Gerçekten de, biz insanlar ve diğer yürüyen canlılar, uzun bir evrim süreci sonucu, çok az enerji kullanan, dengeli, elastiki ve yüksek performanslı hareket biçimlerine sahibiz. Robotların bu özelliklere ulaşması şimdiye kadar pek olanaklı gözükmüyordu. Daha 2015 yılında ABD’nin DARPA ajansının yıllık robot yarışmasına katılan yürüyen robotlar, birkaç adım attıktan sonra tepetaklak oluyordu. Denge, hareket ve engelleri aşma açısından alınacak çok yol olduğu açıktı.
Boston Dynamics
1992 de MIT’den bazı araştırmacıların kurduğu Boston Dynamics’in yöneticisi Marc Raibert, hemen 40 yıldır bu konu üzerinde çalışıyor, yani bu gelişmeler çabucak, kısa yoldan olmuyor. Ülkemizde de yeni teknolojilere dönük planlar yapılırken bu gerçeği göz önünde tutmak ve çalışmalara erken başlamak zorunda olduğumuzu hatırlatalım.
Endüstriyel robotlar, bilindiği gibi, genelde sabit bir platforma monte edilmiş hareketli bir kol biçiminde. Hareketli robotlar ise daha çok tekerlekli oluyorlar, Ay’a ya da Mars gezegenine gönderilen cip türünden araçlar, ya da Amazon firmasının depolarında kullandığı otonom yük taşıyıcılar gibi.
Doğanın gözlemi
Öte yandan, biz insanlar, çevremizi, doğaldır ki, kendimize göre, yani ayakta hareket edecek biçimde düzenliyoruz. Doğa da karadaki hareketi zorlaştırıcı bin bir çeşit engelle dolu. Bunun sonucu olarak evrim de canlıları yürüyecek ya da sürünecek biçimde şekillendirmiş. Bu nedenlerle yürüyen robotlar, özellikle de iki ayaklıları, hem doğada, hem de biz insanların arasında çalışmaya ve devinmeye çok daha uygun. İşin psikolojik yönünü de unutmayalım, olabildiğince insansı robotların bizlerce kabulü çok daha rahat olacak.

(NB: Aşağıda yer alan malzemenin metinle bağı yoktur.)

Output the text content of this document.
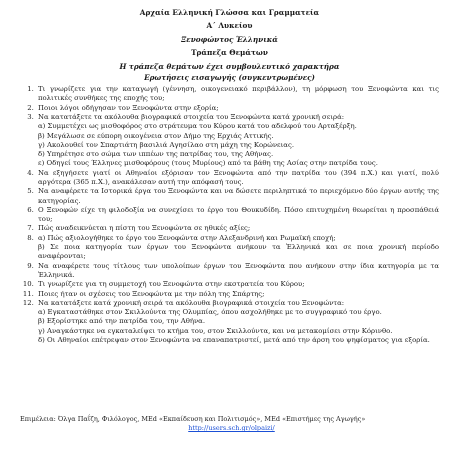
Αρχαία Ελληνική Γλώσσα και Γραμματεία
Α΄ Λυκείου
Ξενοφώντος Ἑλληνικά
Τράπεζα Θεμάτων
Η τράπεζα θεμάτων έχει συμβουλευτικό χαρακτήρα
Ερωτήσεις εισαγωγής (συγκεντρωμένες)
1. Τι γνωρίζετε για την καταγωγή (γέννηση, οικογενειακό περιβάλλον), τη μόρφωση του Ξενοφώντα και τις πολιτικές συνθήκες της εποχής του;
2. Ποιοι λόγοι οδήγησαν τον Ξενοφώντα στην εξορία;
3. Να κατατάξετε τα ακόλουθα βιογραφικά στοιχεία του Ξενοφώντα κατά χρονική σειρά:
α) Συμμετέχει ως μισθοφόρος στο στράτευμα του Κύρου κατά του αδελφού του Αρταξέρξη.
β) Μεγάλωσε σε εύπορη οικογένεια στον Δήμο της Ερχιάς Αττικής.
γ) Ακολουθεί τον Σπαρτιάτη βασιλιά Αγησίλαο στη μάχη της Κορώνειας.
δ) Υπηρέτησε στο σώμα των ιππέων της πατρίδας του, της Αθήνας.
ε) Οδηγεί τους Έλληνες μισθοφόρους (τους Μυρίους) από τα βάθη της Ασίας στην πατρίδα τους.
4. Να εξηγήσετε γιατί οι Αθηναίοι εξόρισαν τον Ξενοφώντα από την πατρίδα του (394 π.Χ.) και γιατί, πολύ αργότερα (365 π.Χ.), ανακάλεσαν αυτή την απόφασή τους.
5. Να αναφέρετε τα Ιστορικά έργα του Ξενοφώντα και να δώσετε περιληπτικά το περιεχόμενο δύο έργων αυτής της κατηγορίας.
6. Ο Ξενοφών είχε τη φιλοδοξία να συνεχίσει το έργο του Θουκυδίδη. Πόσο επιτυχημένη θεωρείται η προσπάθειά του;
7. Πώς αναδεικνύεται η πίστη του Ξενοφώντα σε ηθικές αξίες;
8. α) Πώς αξιολογήθηκε το έργο του Ξενοφώντα στην Αλεξανδρινή και Ρωμαϊκή εποχή;
β) Σε ποια κατηγορία των έργων του Ξενοφώντα ανήκουν τα Ἑλληνικά και σε ποια χρονική περίοδο αναφέρονται;
9. Να αναφέρετε τους τίτλους των υπολοίπων έργων του Ξενοφώντα που ανήκουν στην ίδια κατηγορία με τα Ἑλληνικά.
10. Τι γνωρίζετε για τη συμμετοχή του Ξενοφώντα στην εκστρατεία του Κύρου;
11. Ποιες ήταν οι σχέσεις του Ξενοφώντα με την πόλη της Σπάρτης;
12. Να κατατάξετε κατά χρονική σειρά τα ακόλουθα βιογραφικά στοιχεία του Ξενοφώντα:
α) Εγκαταστάθηκε στον Σκιλλούντα της Ολυμπίας, όπου ασχολήθηκε με το συγγραφικό του έργο.
β) Εξορίστηκε από την πατρίδα του, την Αθήνα.
γ) Αναγκάστηκε να εγκαταλείψει το κτήμα του, στον Σκιλλούντα, και να μετακομίσει στην Κόρινθο.
δ) Οι Αθηναίοι επέτρεψαν στον Ξενοφώντα να επαναπατριστεί, μετά από την άρση του ψηφίσματος για εξορία.
Επιμέλεια: Όλγα Παΐζη, Φιλόλογος, MEd «Εκπαίδευση και Πολιτισμός», MEd «Επιστήμες της Αγωγής»
http://users.sch.gr/olpaizi/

Bu yeni gelişmeler sonucu bir iki de robot örneği verelim:
1. ATLAS adlı iki ayaklı robot bir atletik parkuru tamamlıyor. Üzerine sıçradığı engeller 60 cm yüksekliğinde, yani çok formda bir atlet için bile kolay değil bu performansı göstermek. Robotun hareketlerinin akıcılığı ve özellikle kolların dengeyi ve hamleleri sağlamak için kullanımı hayret verici. (https://youtu.be/hSjKoEva5bg)
2. SpotMini adlı dört ayaklı robot değişik ortamlarda kendi kendine yolunu bulabiliyor, eğilerek masa vb cisimlerin altından geçebiliyor, tutamaçlı kolu yardımı ile değişik işler yapabiliyor, merdivenlerden çıkıp inebiliyor ve örneğin bir muz kabuğu üzerinde kayıp düştüğünde ayağa kalkarak yoluna devam edebiliyor. (https://youtu.be/tf7IEVTDjng
3. SpotMini’nin yeni modeli daha atik, hafif ve daha az enerji harcıyor. Gelecek yıldan itibaren satışa sunulacak bu model aşağıda verilen linkteki videoda nefis bir dans gösterisi yapıyor ama tek marifeti bu değil tabii….(https://youtu.be/kHBcVlqpvZ)
Bu robotlar, performansları hayret verici düzeyde olsa da, insana biraz ürkütücü geliyor doğrusu. Ama yetenekleri böyle gelişmeyi sürdürürse onlara insansı bir görünüş de kazandırmak pek sorun olmayacak gibi.